Même si la Tunisie est aux prises avec de multiples difficultés économiques, politiques et sociales, que c’est un pays difficile à vivre pour les jeunes, qui protège mal les minorités ethniques, qui criminalise les minorités sexuelles, un pays où le chômage est élevé et dans lequel il est difficile de se projeter, il apparaît au travers de nos cliniques que les Tunisiens ont cessé de croire qu’ailleurs, on vivrait nécessairement mieux que dans son propre pays. Ils ont même la certitude qu’en Europe, ils seront toujours des citoyens de seconde catégorie, réduits à leur identité d’ « Arabes », avec des droits restreints. Ils savent par exemple que toute parole de solidarité envers les Palestiniens serait, sinon interdite, mal venue.

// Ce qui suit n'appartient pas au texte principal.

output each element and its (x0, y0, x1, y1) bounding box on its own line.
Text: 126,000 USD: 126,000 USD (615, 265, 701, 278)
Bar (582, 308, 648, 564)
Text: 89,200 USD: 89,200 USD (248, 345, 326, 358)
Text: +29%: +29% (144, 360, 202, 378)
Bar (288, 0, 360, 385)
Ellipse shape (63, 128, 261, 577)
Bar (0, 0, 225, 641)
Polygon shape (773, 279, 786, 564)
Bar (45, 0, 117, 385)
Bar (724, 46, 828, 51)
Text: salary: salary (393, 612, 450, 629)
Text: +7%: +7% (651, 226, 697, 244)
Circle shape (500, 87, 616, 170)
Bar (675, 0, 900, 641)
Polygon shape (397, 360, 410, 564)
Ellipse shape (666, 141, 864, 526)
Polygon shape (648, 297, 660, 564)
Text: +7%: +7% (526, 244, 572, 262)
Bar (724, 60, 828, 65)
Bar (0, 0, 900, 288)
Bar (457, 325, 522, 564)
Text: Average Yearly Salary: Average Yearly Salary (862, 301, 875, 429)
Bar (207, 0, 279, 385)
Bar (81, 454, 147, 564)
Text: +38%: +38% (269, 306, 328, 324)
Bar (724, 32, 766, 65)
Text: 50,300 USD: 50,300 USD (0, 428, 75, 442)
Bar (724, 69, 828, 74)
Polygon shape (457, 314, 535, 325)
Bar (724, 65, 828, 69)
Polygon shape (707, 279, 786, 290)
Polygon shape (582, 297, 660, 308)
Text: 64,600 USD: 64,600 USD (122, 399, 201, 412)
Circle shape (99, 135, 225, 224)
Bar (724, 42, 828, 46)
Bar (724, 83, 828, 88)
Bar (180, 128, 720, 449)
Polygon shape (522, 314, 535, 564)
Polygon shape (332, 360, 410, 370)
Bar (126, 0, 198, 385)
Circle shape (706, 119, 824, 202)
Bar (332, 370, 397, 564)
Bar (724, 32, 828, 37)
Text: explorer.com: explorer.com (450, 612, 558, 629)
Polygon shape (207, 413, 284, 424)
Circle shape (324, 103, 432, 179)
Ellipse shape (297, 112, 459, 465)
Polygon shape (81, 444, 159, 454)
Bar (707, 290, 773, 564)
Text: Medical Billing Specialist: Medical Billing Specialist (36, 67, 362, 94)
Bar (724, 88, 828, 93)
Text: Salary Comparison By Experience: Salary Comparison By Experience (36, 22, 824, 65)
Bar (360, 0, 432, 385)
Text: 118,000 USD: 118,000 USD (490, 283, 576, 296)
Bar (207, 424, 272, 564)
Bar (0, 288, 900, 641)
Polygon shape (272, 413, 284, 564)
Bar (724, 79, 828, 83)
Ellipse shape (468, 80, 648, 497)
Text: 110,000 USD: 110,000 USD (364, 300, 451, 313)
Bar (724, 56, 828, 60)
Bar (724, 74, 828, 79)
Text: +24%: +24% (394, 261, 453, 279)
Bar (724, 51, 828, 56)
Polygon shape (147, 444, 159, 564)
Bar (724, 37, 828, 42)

Vous dites aussi que cela affecte l’identité des Tunisiens et, dans une certaine mesure, leur « arabité » ?
Depuis que les « puissants » ont décidé de sacrifier les Palestiniens, une onde de choc traverse les jeunes Tunisiens parce qu’ils s’identifient à eux, qu’ils se reconnaissent en eux : de par le vécu de colonisation qui fait son retour, et du fait de l’histoire forte qu’a la Tunisie avec les Palestiniens (avec la présence de l’OLP à Tunis, le bombardement israélien de 1985). Mais aussi par identification à l’oppressé, qu’il soit sujet « dictaturé » ou colonisé.
Par ailleurs, la désidéalisation de l’Occident ainsi que le manque de solidarité des gouvernants des pays arabes amènent la jeunesse tunisienne à réinterroger ce que nous appelons communément l’arabité, terme à la fois réducteur et massifiant, produit par un discours occidental auquel elle a longtemps adhéré. La position du Maroc vis-à-vis d’Israël, celle de la Jordanie ou de l’Égypte, les mouvements de « normalisation » qui semblaient se multiplier mettent les jeunes Tunisiens radicalement en défaut par rapport à ces pays, pourtant arabes. Ils ne les représentent plus.